Two reversed-phase high performance liquid chromatography analytical methods (Method I and Method II) for determination of assay of recombinant human thrombin in pharmaceutical formulations were developed and validated. Analysis was performed on chromatographic system Agilent 1200 series SL with diode array detection and mass selective detection.
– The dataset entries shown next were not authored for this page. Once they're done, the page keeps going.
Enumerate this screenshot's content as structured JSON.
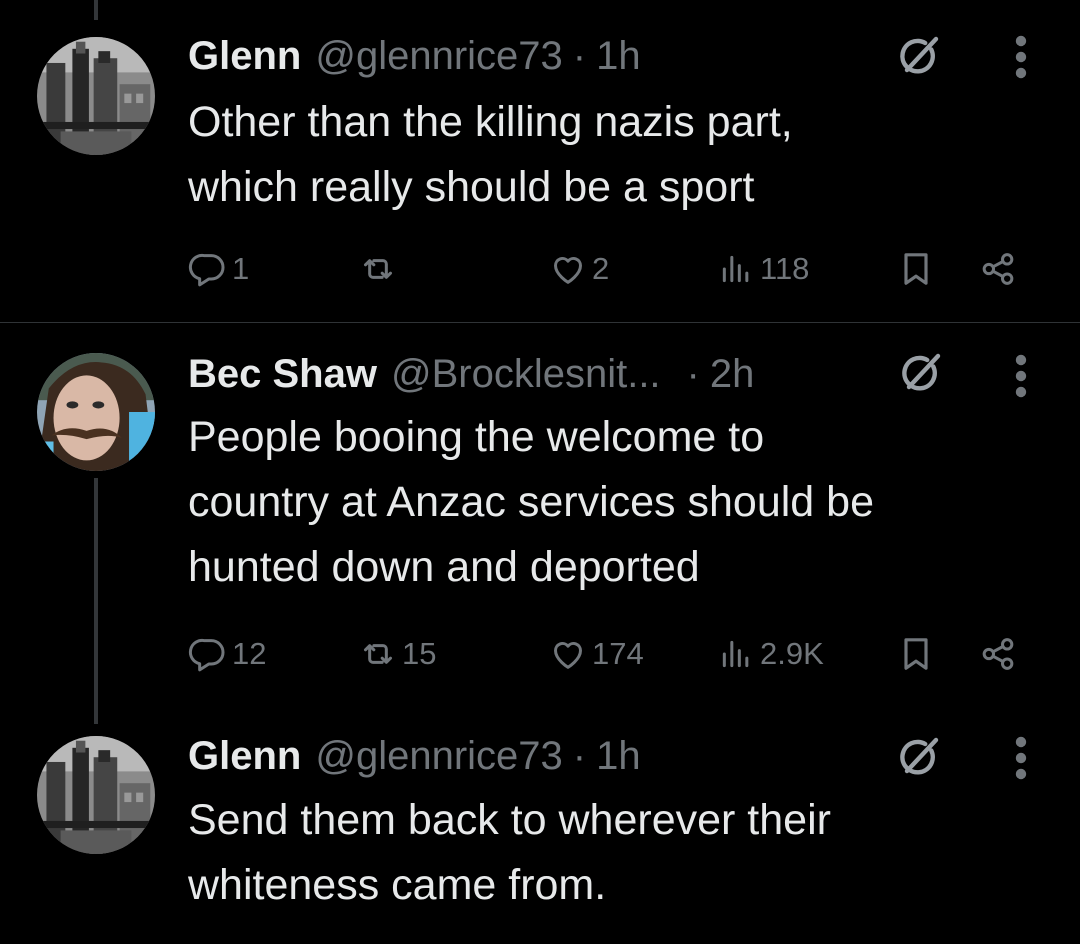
{
  "colors": {
    "background": "#000000",
    "text": "#e7e9ea",
    "muted": "#71767b",
    "divider": "#2f3336",
    "thread_line": "#333639"
  },
  "icons": {
    "reply": "reply-icon",
    "repost": "repost-icon",
    "like": "heart-icon",
    "views": "views-icon",
    "bookmark": "bookmark-icon",
    "share": "share-icon",
    "grok": "grok-icon",
    "more": "more-icon"
  },
  "tweets": [
    {
      "name": "Glenn",
      "handle": "@glennrice73",
      "separator": "·",
      "time": "1h",
      "text_lines": [
        "Other than the killing nazis part,",
        "which really should be a sport"
      ],
      "stats": {
        "replies": "1",
        "reposts": "",
        "likes": "2",
        "views": "118"
      }
    },
    {
      "name": "Bec Shaw",
      "handle": "@Brocklesnit...",
      "separator": "·",
      "time": "2h",
      "text_lines": [
        "People booing the welcome to",
        "country at Anzac services should be",
        "hunted down and deported"
      ],
      "stats": {
        "replies": "12",
        "reposts": "15",
        "likes": "174",
        "views": "2.9K"
      }
    },
    {
      "name": "Glenn",
      "handle": "@glennrice73",
      "separator": "·",
      "time": "1h",
      "text_lines": [
        "Send them back to wherever their",
        "whiteness came from."
      ],
      "stats": {}
    }
  ]
}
Method I was intended for faster determination of thrombin assay. Gradient programme was optimised to achieve sufficient separation and acceptable runtime. Chromatographic analysis was performed on analytical column Grace Vydac, C4 250 × 4.6 mm, 5 mm. Method II is Method I adapted to use the mass selective detector. Chromatographic separation was performed on analytical column Zorbax 300SB-C8 SolvSaver Plus, 150 × 3 mm, 3.5 mm. Both analytical methods were validated with respect to specificity, linearity, precision and accuracy. The response of thrombin was a linear function of concentration over the range 0.1-1.0 mg/ml. Precision and accuracy of thrombin was evaluated at three concentration levels low (0.2 mg/ml), medium (0.4 mg/ml) and high (0.8 mg/ml).

Both validated methods have been successfully applied for determination of assay and thrombin degradation products in pharmaceutical formulations.